Старший, Евгений, был смуглее брата и молчалив. Разговаривал больше Владимир. Он грыз яблоко, слушал и отвечал, глядя прямо в лицо собеседнику. Он считался лучшим снайпером, чем его брат. Когда старшего призвали в Красную армию, младший пошел добровольцем. Они не хотели расставаться, и оба стремились на Дальний Восток.

И оба были так молоды, что детство помнили, как ближайшее событие своей жизни, — железнодорожный техникум в Пензе, станцию Селиксу, где отец был начальником, игру в бабки, ленивую речку, в которую ветер постоянно сбрасывал листья с осин.

А командиру было уж под сорок пять, и лицо у него было желтое — расплата за старые раны и малярию. И мне казалось, что легкая зависть к юности снайперов сквозит во взгляде его голубовато-водянистых глаз.

Он сказал младшему:

— Ты на инспекторских стрелял сверхотлично.
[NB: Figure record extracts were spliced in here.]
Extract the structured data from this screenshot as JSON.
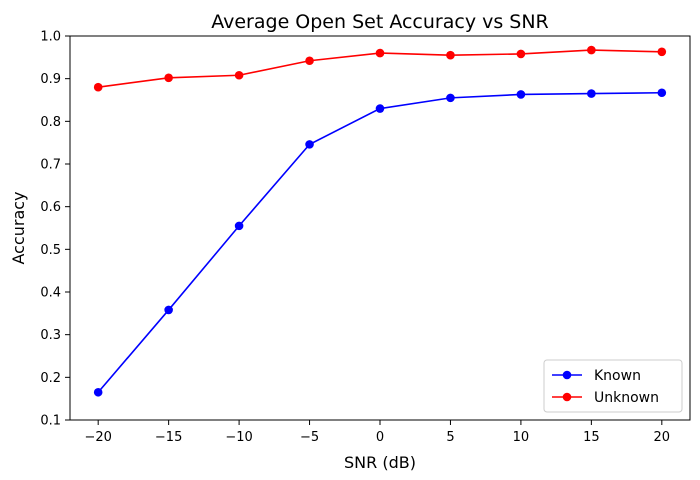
{
  "chart_data": {
    "type": "line",
    "title": "Average Open Set Accuracy vs SNR",
    "xlabel": "SNR (dB)",
    "ylabel": "Accuracy",
    "x": [
      -20,
      -15,
      -10,
      -5,
      0,
      5,
      10,
      15,
      20
    ],
    "xlim": [
      -22,
      22
    ],
    "ylim": [
      0.1,
      1.0
    ],
    "xticks": [
      -20,
      -15,
      -10,
      -5,
      0,
      5,
      10,
      15,
      20
    ],
    "yticks": [
      0.1,
      0.2,
      0.3,
      0.4,
      0.5,
      0.6,
      0.7,
      0.8,
      0.9,
      1.0
    ],
    "grid": false,
    "legend_position": "bottom-right",
    "series": [
      {
        "name": "Known",
        "color": "#0000ff",
        "marker": "circle",
        "values": [
          0.165,
          0.358,
          0.555,
          0.746,
          0.83,
          0.855,
          0.863,
          0.865,
          0.867
        ]
      },
      {
        "name": "Unknown",
        "color": "#ff0000",
        "marker": "circle",
        "values": [
          0.88,
          0.902,
          0.908,
          0.942,
          0.96,
          0.955,
          0.958,
          0.967,
          0.963
        ]
      }
    ]
  }
}
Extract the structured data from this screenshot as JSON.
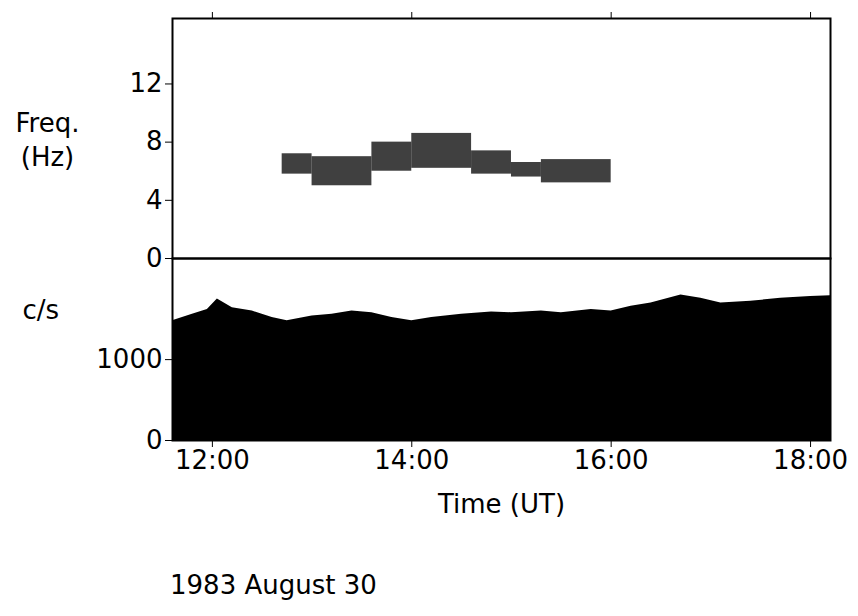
{
  "chart_data": [
    {
      "type": "heatmap",
      "ylabel": "Freq. (Hz)",
      "xlim": [
        11.6,
        18.2
      ],
      "xticks": [
        12,
        14,
        16,
        18
      ],
      "ylim": [
        0,
        16.5
      ],
      "yticks": [
        0,
        4,
        8,
        12
      ],
      "tick_labels": "y",
      "color": "#000000",
      "cells": [
        {
          "x0": 12.7,
          "x1": 13.0,
          "y0": 5.8,
          "y1": 7.2
        },
        {
          "x0": 13.0,
          "x1": 13.6,
          "y0": 5.0,
          "y1": 7.0
        },
        {
          "x0": 13.6,
          "x1": 14.0,
          "y0": 6.0,
          "y1": 8.0
        },
        {
          "x0": 14.0,
          "x1": 14.6,
          "y0": 6.2,
          "y1": 8.6
        },
        {
          "x0": 14.6,
          "x1": 15.0,
          "y0": 5.8,
          "y1": 7.4
        },
        {
          "x0": 15.0,
          "x1": 15.3,
          "y0": 5.6,
          "y1": 6.6
        },
        {
          "x0": 15.3,
          "x1": 16.0,
          "y0": 5.2,
          "y1": 6.8
        }
      ]
    },
    {
      "type": "area",
      "xlabel": "Time (UT)",
      "ylabel": "c/s",
      "caption": "1983 August 30",
      "xlim": [
        11.6,
        18.2
      ],
      "xticks": [
        {
          "value": 12,
          "label": "12:00"
        },
        {
          "value": 14,
          "label": "14:00"
        },
        {
          "value": 16,
          "label": "16:00"
        },
        {
          "value": 18,
          "label": "18:00"
        }
      ],
      "ylim": [
        0,
        2250
      ],
      "yticks": [
        0,
        1000
      ],
      "color": "#000000",
      "x": [
        11.6,
        11.8,
        11.95,
        12.05,
        12.2,
        12.4,
        12.6,
        12.75,
        13.0,
        13.2,
        13.4,
        13.6,
        13.8,
        14.0,
        14.2,
        14.5,
        14.8,
        15.0,
        15.3,
        15.5,
        15.8,
        16.0,
        16.2,
        16.4,
        16.7,
        16.9,
        17.1,
        17.4,
        17.7,
        18.0,
        18.2
      ],
      "values": [
        1480,
        1560,
        1620,
        1750,
        1640,
        1600,
        1520,
        1480,
        1540,
        1560,
        1600,
        1580,
        1520,
        1480,
        1520,
        1560,
        1590,
        1580,
        1600,
        1580,
        1620,
        1600,
        1660,
        1700,
        1800,
        1760,
        1700,
        1720,
        1760,
        1780,
        1790
      ]
    }
  ]
}
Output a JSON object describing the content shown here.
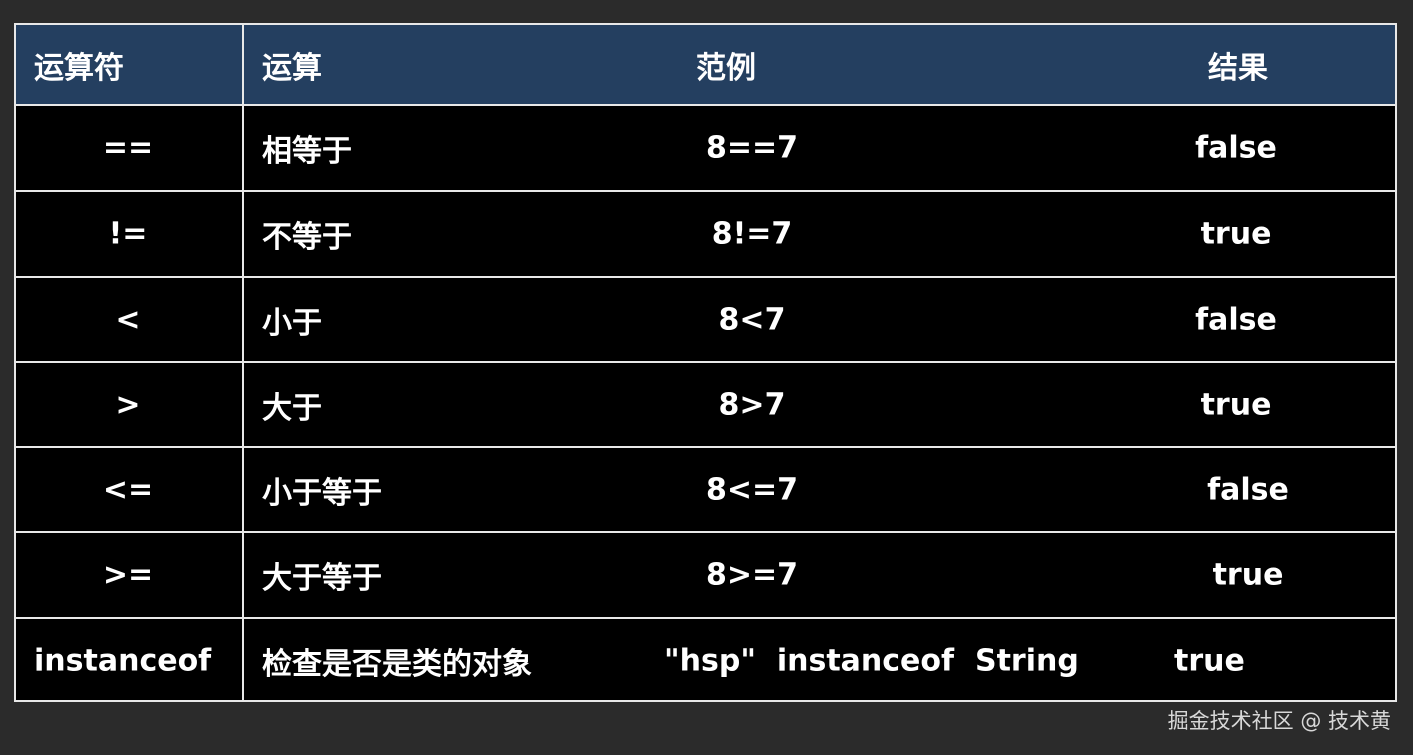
{
  "table": {
    "headers": [
      "运算符",
      "运算",
      "范例",
      "结果"
    ],
    "rows": [
      [
        "==",
        "相等于",
        "8==7",
        "false"
      ],
      [
        "!=",
        "不等于",
        "8!=7",
        "true"
      ],
      [
        "<",
        "小于",
        "8<7",
        "false"
      ],
      [
        ">",
        "大于",
        "8>7",
        "true"
      ],
      [
        "<=",
        "小于等于",
        "8<=7",
        "false"
      ],
      [
        ">=",
        "大于等于",
        "8>=7",
        "true"
      ],
      [
        "instanceof",
        "检查是否是类的对象",
        "\"hsp\"  instanceof  String",
        "true"
      ]
    ]
  },
  "colors": {
    "header_bg": "#243f60",
    "body_bg": "#000000",
    "border": "#e8e8e8",
    "page_bg": "#2b2b2b"
  },
  "watermark": "掘金技术社区 @ 技术黄"
}
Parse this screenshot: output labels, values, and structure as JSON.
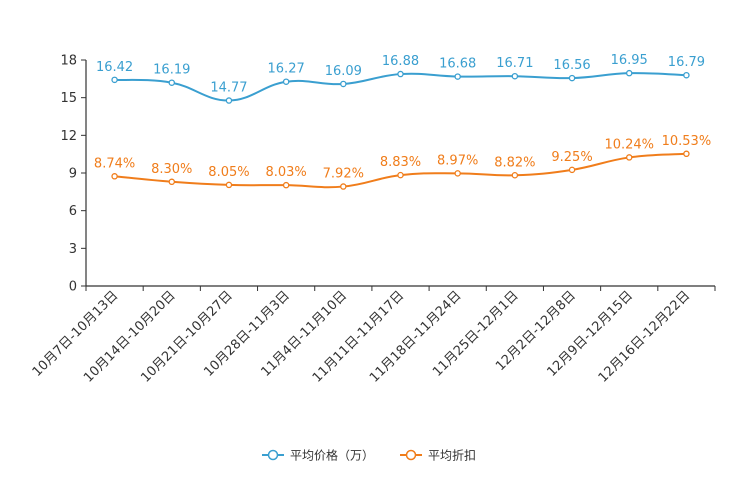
{
  "chart_data": {
    "type": "line",
    "categories": [
      "10月7日-10月13日",
      "10月14日-10月20日",
      "10月21日-10月27日",
      "10月28日-11月3日",
      "11月4日-11月10日",
      "11月11日-11月17日",
      "11月18日-11月24日",
      "11月25日-12月1日",
      "12月2日-12月8日",
      "12月9日-12月15日",
      "12月16日-12月22日"
    ],
    "y_ticks": [
      "0",
      "3",
      "6",
      "9",
      "12",
      "15",
      "18"
    ],
    "ylim": [
      0,
      18
    ],
    "legend_position": "bottom-center",
    "series": [
      {
        "name": "平均价格（万）",
        "color": "#3a9fd0",
        "values": [
          16.42,
          16.19,
          14.77,
          16.27,
          16.09,
          16.88,
          16.68,
          16.71,
          16.56,
          16.95,
          16.79
        ],
        "labels": [
          "16.42",
          "16.19",
          "14.77",
          "16.27",
          "16.09",
          "16.88",
          "16.68",
          "16.71",
          "16.56",
          "16.95",
          "16.79"
        ]
      },
      {
        "name": "平均折扣",
        "color": "#f07d1b",
        "values": [
          8.74,
          8.3,
          8.05,
          8.03,
          7.92,
          8.83,
          8.97,
          8.82,
          9.25,
          10.24,
          10.53
        ],
        "labels": [
          "8.74%",
          "8.30%",
          "8.05%",
          "8.03%",
          "7.92%",
          "8.83%",
          "8.97%",
          "8.82%",
          "9.25%",
          "10.24%",
          "10.53%"
        ]
      }
    ]
  }
}
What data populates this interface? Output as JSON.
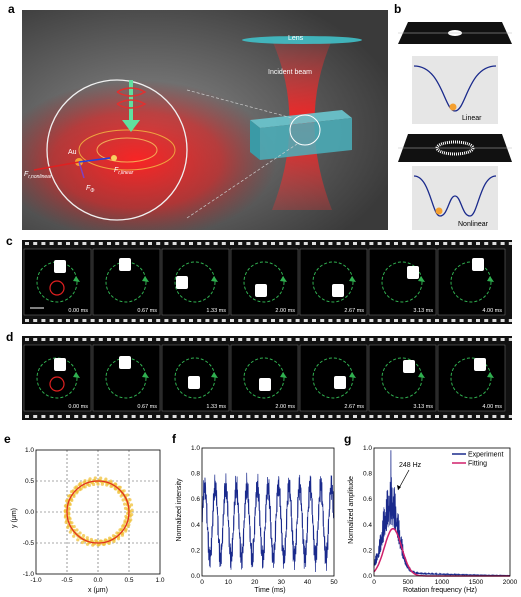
{
  "panels": {
    "a": {
      "letter": "a",
      "lens_label": "Lens",
      "beam_label": "Incident beam",
      "au_label": "Au",
      "f_nonlinear": "F",
      "f_nonlinear_sub": "r,nonlinear",
      "f_linear": "F",
      "f_linear_sub": "r,linear",
      "f_phi": "F",
      "f_phi_sub": "Φ"
    },
    "b": {
      "letter": "b",
      "linear_label": "Linear",
      "nonlinear_label": "Nonlinear"
    },
    "c": {
      "letter": "c",
      "times": [
        "0.00 ms",
        "0.67 ms",
        "1.33 ms",
        "2.00 ms",
        "2.67 ms",
        "3.13 ms",
        "4.00 ms"
      ]
    },
    "d": {
      "letter": "d",
      "times": [
        "0.00 ms",
        "0.67 ms",
        "1.33 ms",
        "2.00 ms",
        "2.67 ms",
        "3.13 ms",
        "4.00 ms"
      ]
    },
    "e": {
      "letter": "e"
    },
    "f": {
      "letter": "f"
    },
    "g": {
      "letter": "g"
    }
  },
  "chart_data": [
    {
      "panel": "e",
      "type": "scatter",
      "xlabel": "x (μm)",
      "ylabel": "y (μm)",
      "xlim": [
        -1.0,
        1.0
      ],
      "ylim": [
        -1.0,
        1.0
      ],
      "xticks": [
        "-1.0",
        "-0.5",
        "0.0",
        "0.5",
        "1.0"
      ],
      "yticks": [
        "1.0",
        "0.5",
        "0.0",
        "-0.5",
        "-1.0"
      ],
      "grid": true,
      "circle_radius": 0.5,
      "colors": {
        "points": "#f0c23a",
        "fit": "#e03020"
      }
    },
    {
      "panel": "f",
      "type": "line",
      "xlabel": "Time (ms)",
      "ylabel": "Normalized intensity",
      "xlim": [
        0,
        50
      ],
      "ylim": [
        0,
        1.0
      ],
      "xticks": [
        "0",
        "10",
        "20",
        "30",
        "40",
        "50"
      ],
      "yticks": [
        "0.0",
        "0.2",
        "0.4",
        "0.6",
        "0.8",
        "1.0"
      ],
      "period_ms": 4.0,
      "series_color": "#1a2a8c"
    },
    {
      "panel": "g",
      "type": "line",
      "xlabel": "Rotation frequency (Hz)",
      "ylabel": "Normalized amplitude",
      "xlim": [
        0,
        2000
      ],
      "ylim": [
        0,
        1.0
      ],
      "xticks": [
        "0",
        "500",
        "1000",
        "1500",
        "2000"
      ],
      "yticks": [
        "0.0",
        "0.2",
        "0.4",
        "0.6",
        "0.8",
        "1.0"
      ],
      "annotation": "248 Hz",
      "peak_hz": 248,
      "series": [
        {
          "name": "Experiment",
          "color": "#1a2a8c"
        },
        {
          "name": "Fitting",
          "color": "#d0206a",
          "peak_amplitude": 0.37,
          "center_hz": 280,
          "width_hz": 180
        }
      ],
      "legend": "top-right"
    }
  ]
}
Из пяти выстрелов не дал ни одного промаха. А ведь погода была плохая — Евгений промахнулся.

Старший смутился, а младший, с сочувствием взглянув на брата, сказал:

— Слева было солнце, товарищ командир дивизии, а справа — ветер. Он прижимал траву, и я определил его, как средний. Солнце ударяло в левое очко противогаза, мешало видеть цель. Я заклеил очко бумажкой, а на ветер сделал поправку.

Командир улыбнулся. Он остался доволен ответом, но вслух заметил:

— Все это прекрасно. Однако, боюсь, что вас перехвалили. У меня сотни таких снайперов, как вы.

Братья промолчали, но по улыбке, мелькнувшей в глазах младшего, было видно, что в душе он с этим не согласен.

Потом заговорили о японской армии, и командир рассказал, что японский солдат может сделать с пулеметом шестьдесят километров в день.

— Вот это здорово! — сказал младший.

Старший продолжал молчать. А так хотелось, чтобы этот смуглый и молчаливый юноша заговорил.

Я спросил у него, почему он так стремился на Дальний Восток.

Он ответил:

— Здесь — граница и ближе враг. — Потом, подумав немного, добавил: — Тут есть виноград и кедры.

II

Странная осень на берегу океана. Летом проходят туманы, дожди, и осень начинается, как наша весна: не падает лист, солнце исправно трудится над хребтами, высока и тепла синева, нет паутины. Но бывают и скверные дни. Они неожиданны.

С утра командир дивизии собирался объезжать свой участок. Я попросил его взять меня с собой.

Я захватил свитер, а шофер-красноармеец надел шубу с овчинным воротником. И только командир не сменил своей старой шинели.

А по дороге, как неутомимый путник, не отставая от машины, шлепал дождь. Он сбивал красные листья с орешника и ворчал в кустах.

Впереди над перевалом воздух был темен и холоден, а позади долина до краев была переполнена туманом.

— Похоже, что на хребте снег, — сказал, обернувшись, шофер.

Мы поднимались все выше. Дождь отстал от нас, и в слюдяные окошечки застучала крупа. Она летела косо, она звенела о кузов. С хребтов спустилась и заняла дорогу вьюга. Уже не видно было ни щебня, ни веток, и мерзли ноги.

Вся дорога курилась и двигалась волнами белой поземки.

— Капризный у вас климат, — сказал я командиру.

Он усмехнулся и поглубже запахнул полы шинели.

— А мы привыкли.

Шофер остановил машину и тряпкой протер стекло.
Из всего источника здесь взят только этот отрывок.